Uvular edema, also known as Quincke's edema when it occurs as part of allergic angioedema, is the rapid swelling of the soft palatal uvula and surrounding mucosa. The uvula can enlarge two to four times its normal size, sometimes resting on the tongue and causing a globus or choking sensation. Common etiologies include IgE-mediated allergic reactions (food, drug, insect sting), bradykinin-mediated angioedema (ACE-inhibitor induced, hereditary angioedema due to C1 esterase inhibitor deficiency), local infection (uvulitis from streptococcus, Haemophilus influenzae), trauma (post-intubation, instrumentation, snoring with vibration-induced edema), and inhaled irritants (cannabis, hot vapor, chemical exposure).
Clinical presentation includes acute throat fullness, dysphagia, muffled hot-potato voice, gag reflex stimulation, and in severe cases stridor signaling impending airway obstruction. Examination reveals an enlarged, edematous, often pale or erythematous uvula. Associated findings such as lip swelling, periorbital edema, urticaria, or wheezing suggest systemic anaphylaxis, while isolated uvular swelling without urticaria points to bradykinin-mediated mechanisms. Hereditary angioedema typically presents with recurrent episodes lasting 2-5 days unresponsive to antihistamines, often with positive family history.

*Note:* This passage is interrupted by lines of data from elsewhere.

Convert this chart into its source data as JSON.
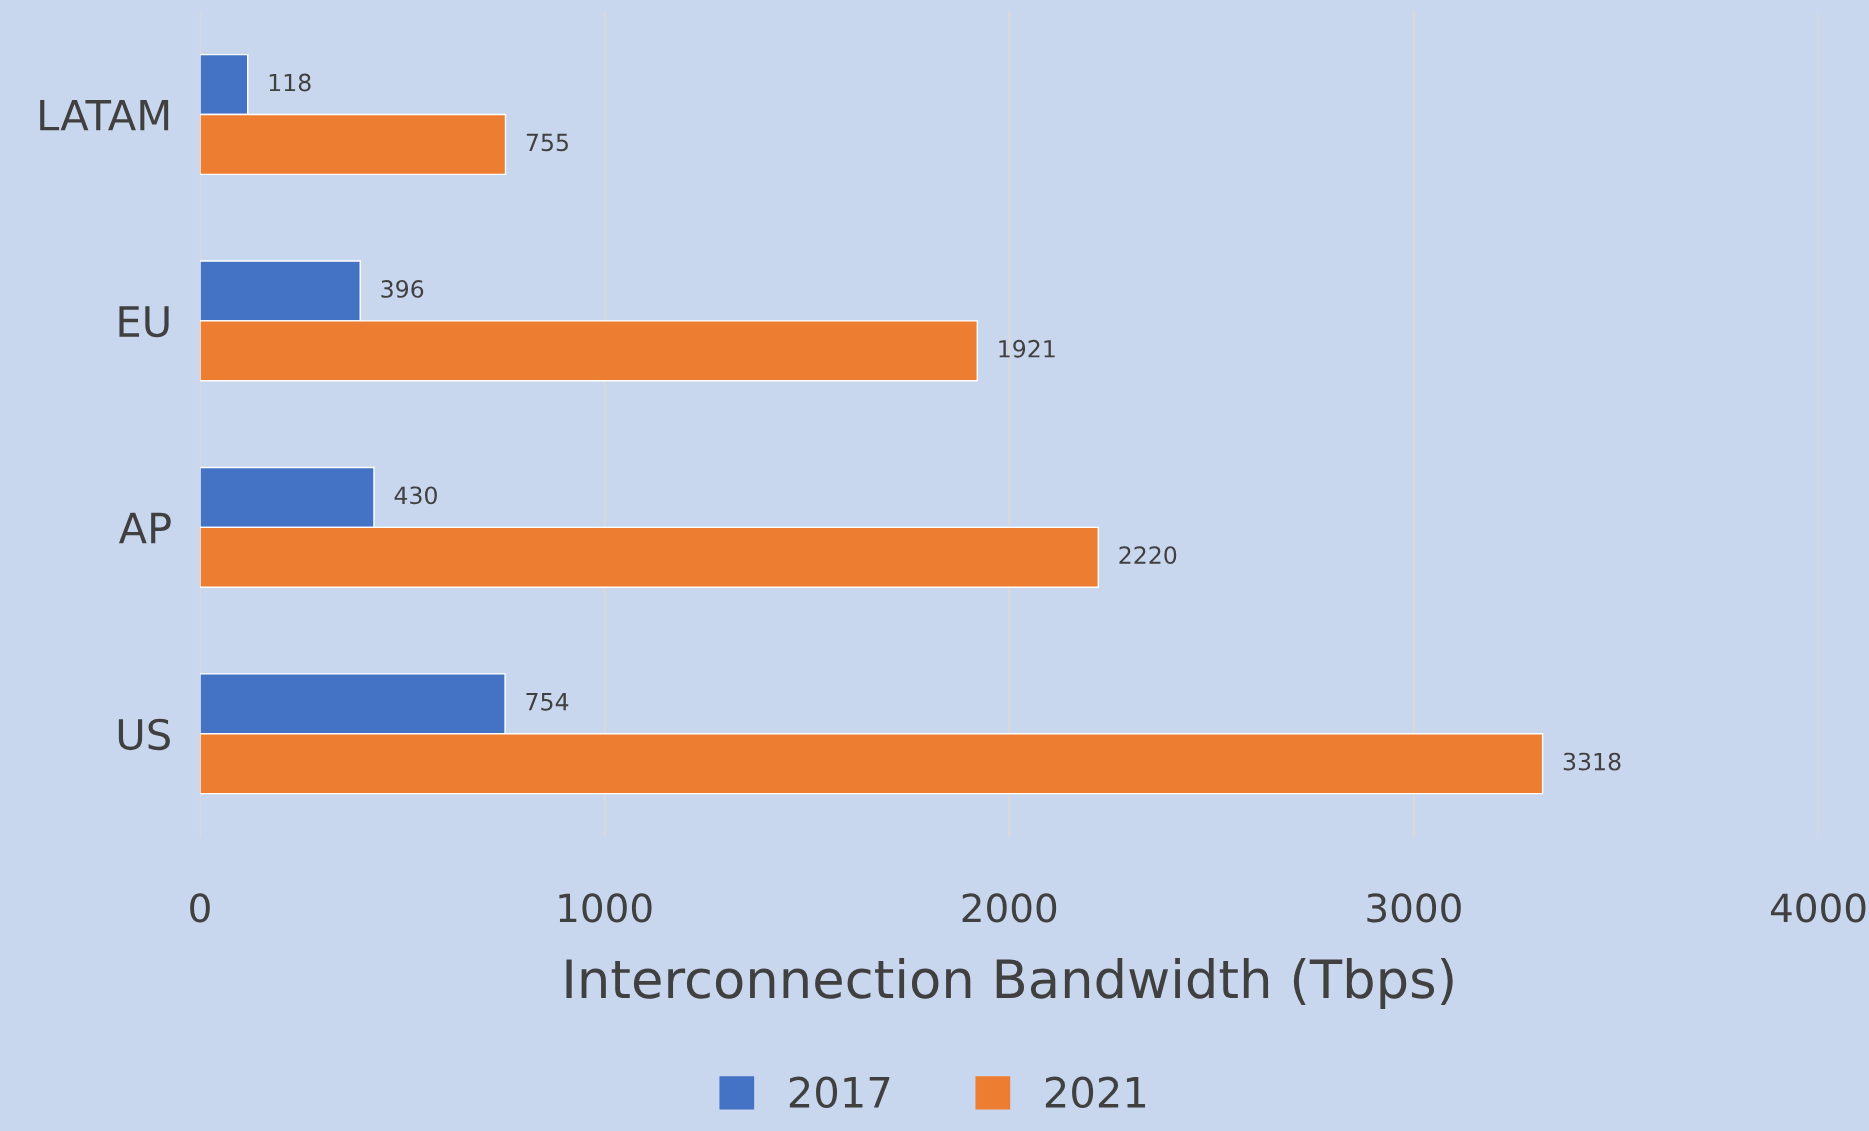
{
  "chart_data": {
    "type": "bar",
    "orientation": "horizontal",
    "xlabel": "Interconnection Bandwidth (Tbps)",
    "categories": [
      "LATAM",
      "EU",
      "AP",
      "US"
    ],
    "series": [
      {
        "name": "2017",
        "color": "#4472c4",
        "values": [
          118,
          396,
          430,
          754
        ]
      },
      {
        "name": "2021",
        "color": "#ed7d31",
        "values": [
          755,
          1921,
          2220,
          3318
        ]
      }
    ],
    "xlim": [
      0,
      4000
    ],
    "xticks": [
      0,
      1000,
      2000,
      3000,
      4000
    ],
    "grid": "x",
    "legend": "bottom",
    "data_labels": true
  }
}
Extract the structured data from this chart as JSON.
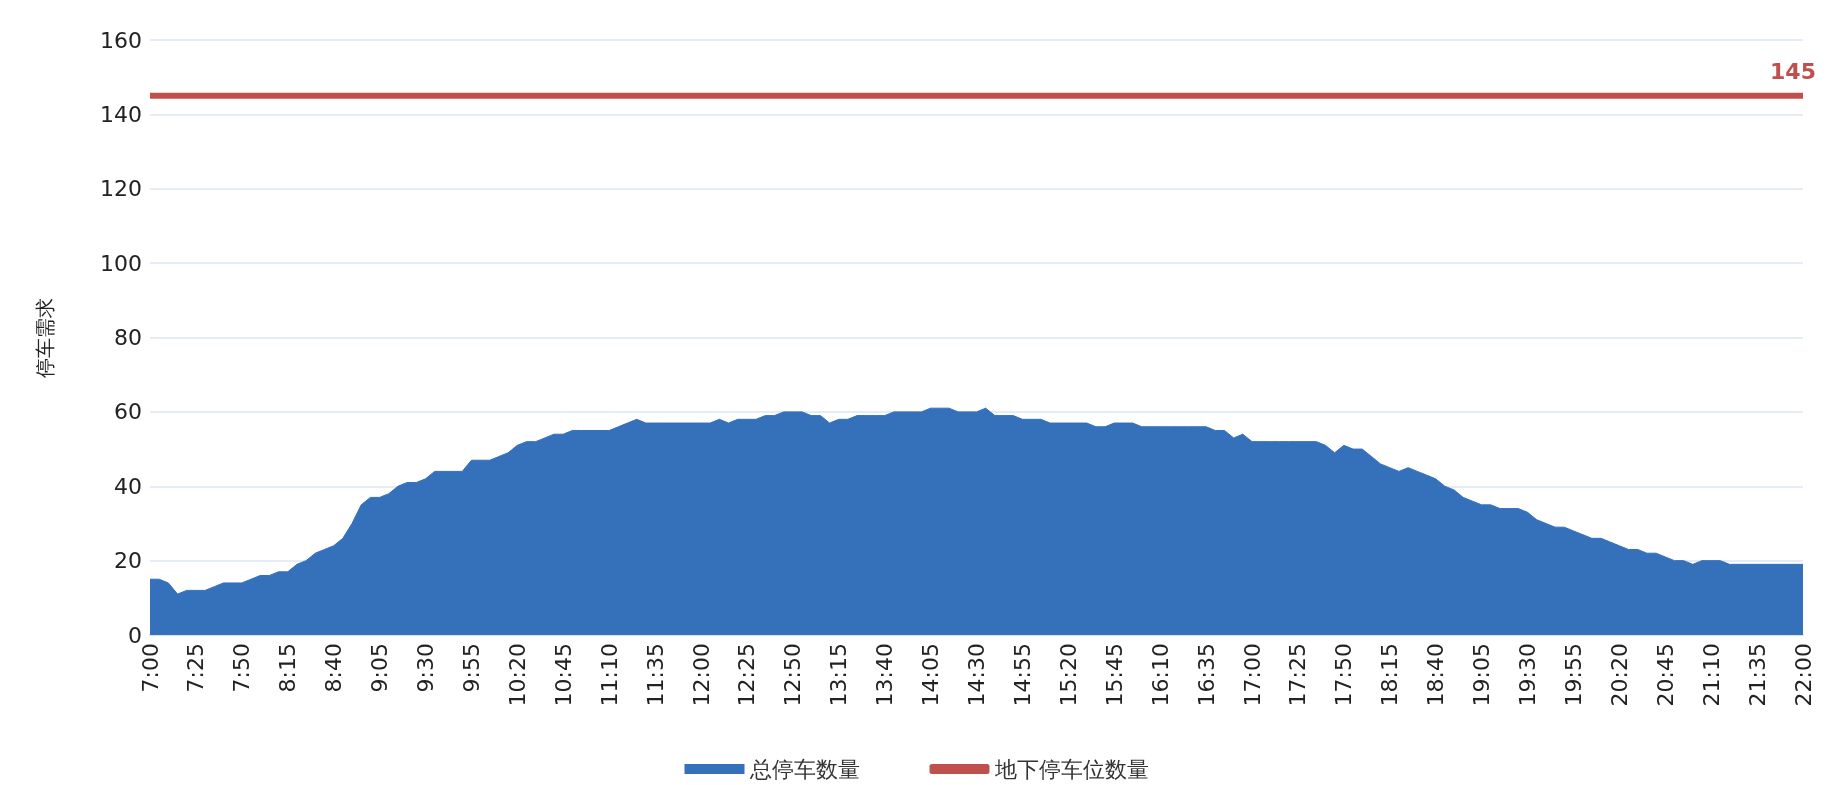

Management depends on etiology and severity. Allergic angioedema responds to intramuscular epinephrine (for anaphylaxis), parenteral antihistamines, and corticosteroids. ACE-inhibitor angioedema requires immediate drug discontinuation and may need icatibant (bradykinin B2 receptor antagonist) or fresh frozen plasma if severe. Hereditary angioedema is treated with C1 inhibitor concentrate, icatibant, or ecallantide. Airway protection through observation, awake fiberoptic intubation, or surgical airway is the priority in progressive swelling. Most uncomplicated cases resolve within 24-48 hours with supportive care.